The kids on the Jackie Robinson West team — and all of the other Little League teams in this country — represent the future of this game. I haven’t met any of the players on the team, but I promise you they all have friends who want nothing to do with baseball. And that hurts the future of the game, maybe not on the field and maybe not right away. But in 10 to 12 years, they won’t just decide to tune into the game. They’ll be lost to other sports, or other interests, and baseball won’t get through to them, no matter what goes on in the game itself.
The grownups who broke the rules and wrongly expanded the team’s boundaries to include the very best players have let the kids of Jackie Robinson West down. But the kids’ experiences with baseball — both on the field and off — will remain with them for the rest of their lives, even if the title they won has now been vacated.
Baseball is a great game, and the best one of all to follow, in my opinion. But the game needs an infusion of interest with every new generation. Having star players on the field in big league games helps drive that interest, no doubt about it. But nothing cultivates a lifelong interest in the game more than putting on a glove and taking the field.

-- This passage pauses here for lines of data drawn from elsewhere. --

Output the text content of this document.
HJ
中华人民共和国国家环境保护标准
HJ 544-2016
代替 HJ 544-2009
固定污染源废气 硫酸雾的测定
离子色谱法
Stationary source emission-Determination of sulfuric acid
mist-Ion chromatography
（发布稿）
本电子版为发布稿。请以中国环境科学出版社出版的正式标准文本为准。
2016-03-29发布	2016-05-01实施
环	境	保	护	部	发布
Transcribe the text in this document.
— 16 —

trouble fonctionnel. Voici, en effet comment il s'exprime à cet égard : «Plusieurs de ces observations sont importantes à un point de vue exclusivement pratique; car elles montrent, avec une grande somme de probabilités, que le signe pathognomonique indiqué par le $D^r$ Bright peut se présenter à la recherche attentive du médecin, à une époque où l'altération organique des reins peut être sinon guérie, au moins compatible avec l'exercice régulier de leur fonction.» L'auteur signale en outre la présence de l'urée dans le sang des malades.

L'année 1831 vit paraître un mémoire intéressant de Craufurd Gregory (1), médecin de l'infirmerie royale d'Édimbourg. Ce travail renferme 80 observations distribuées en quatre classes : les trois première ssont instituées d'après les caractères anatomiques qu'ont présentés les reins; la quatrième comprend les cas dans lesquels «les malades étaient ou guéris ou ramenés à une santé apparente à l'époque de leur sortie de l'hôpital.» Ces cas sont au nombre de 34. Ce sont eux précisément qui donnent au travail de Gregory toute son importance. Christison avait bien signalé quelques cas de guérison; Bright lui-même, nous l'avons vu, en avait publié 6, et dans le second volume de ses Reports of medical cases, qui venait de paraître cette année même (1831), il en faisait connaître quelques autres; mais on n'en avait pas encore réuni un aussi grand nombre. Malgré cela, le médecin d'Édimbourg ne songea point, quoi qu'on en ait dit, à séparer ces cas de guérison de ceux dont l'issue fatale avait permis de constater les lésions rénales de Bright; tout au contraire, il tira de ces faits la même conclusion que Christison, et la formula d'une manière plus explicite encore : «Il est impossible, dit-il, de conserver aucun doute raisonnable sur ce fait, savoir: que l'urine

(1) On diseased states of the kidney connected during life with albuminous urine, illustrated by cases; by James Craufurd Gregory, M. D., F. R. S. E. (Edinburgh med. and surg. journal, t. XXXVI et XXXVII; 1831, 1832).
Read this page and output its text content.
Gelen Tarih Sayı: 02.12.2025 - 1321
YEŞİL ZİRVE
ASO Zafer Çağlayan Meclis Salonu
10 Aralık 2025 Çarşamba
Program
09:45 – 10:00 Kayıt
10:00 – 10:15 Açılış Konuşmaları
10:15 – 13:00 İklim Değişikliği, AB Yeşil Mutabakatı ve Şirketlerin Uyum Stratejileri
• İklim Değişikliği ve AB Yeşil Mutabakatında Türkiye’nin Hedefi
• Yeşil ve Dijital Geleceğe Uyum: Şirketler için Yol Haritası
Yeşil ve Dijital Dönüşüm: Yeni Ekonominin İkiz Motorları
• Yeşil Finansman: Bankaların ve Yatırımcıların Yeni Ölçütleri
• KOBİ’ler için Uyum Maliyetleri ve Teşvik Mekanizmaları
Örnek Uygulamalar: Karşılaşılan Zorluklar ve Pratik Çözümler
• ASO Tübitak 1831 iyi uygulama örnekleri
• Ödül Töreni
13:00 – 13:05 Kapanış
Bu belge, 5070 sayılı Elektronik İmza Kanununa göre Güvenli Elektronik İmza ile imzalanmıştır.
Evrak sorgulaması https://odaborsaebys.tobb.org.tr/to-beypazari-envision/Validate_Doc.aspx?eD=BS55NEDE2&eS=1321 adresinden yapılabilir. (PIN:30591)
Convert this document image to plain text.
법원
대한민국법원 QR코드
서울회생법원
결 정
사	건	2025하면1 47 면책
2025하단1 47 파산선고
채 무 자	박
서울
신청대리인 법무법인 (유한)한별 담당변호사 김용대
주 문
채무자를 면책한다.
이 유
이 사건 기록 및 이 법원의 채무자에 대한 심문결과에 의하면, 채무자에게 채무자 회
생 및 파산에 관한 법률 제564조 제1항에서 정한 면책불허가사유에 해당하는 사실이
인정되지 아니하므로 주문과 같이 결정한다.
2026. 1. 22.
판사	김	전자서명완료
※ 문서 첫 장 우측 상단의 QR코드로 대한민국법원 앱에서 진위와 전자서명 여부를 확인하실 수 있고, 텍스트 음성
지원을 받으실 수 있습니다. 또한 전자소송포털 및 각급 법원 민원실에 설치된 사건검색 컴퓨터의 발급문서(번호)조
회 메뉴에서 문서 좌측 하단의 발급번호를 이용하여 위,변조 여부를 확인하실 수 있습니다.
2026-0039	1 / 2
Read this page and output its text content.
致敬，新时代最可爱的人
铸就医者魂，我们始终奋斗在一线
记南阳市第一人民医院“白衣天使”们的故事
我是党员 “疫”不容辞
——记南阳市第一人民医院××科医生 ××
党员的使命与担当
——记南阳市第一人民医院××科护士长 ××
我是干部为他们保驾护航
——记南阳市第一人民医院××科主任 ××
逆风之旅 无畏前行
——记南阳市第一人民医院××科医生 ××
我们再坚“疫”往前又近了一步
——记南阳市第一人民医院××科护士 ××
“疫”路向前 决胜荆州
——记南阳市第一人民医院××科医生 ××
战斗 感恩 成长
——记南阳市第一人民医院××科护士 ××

To the players of Jackie Robinson West, and every other place where the game of baseball is played, I say this: Keep on going. If you already love the game, play it for as long as you can, and not because you want riches or fame. Play it for love. And if you don’t love the game now, stay with it until you do. It will all kick in some day, and then you’ll understand things like when to use a hit-and-run or why a double play is such a beautiful thing to watch.
When you’re done playing the game, there will still be plenty of time to follow the millionaire athletes who do from afar. But by learning the game now — and learning to respect its rules — you’ll help to ensure the game’s survival. And that’s what baseball really needs the most.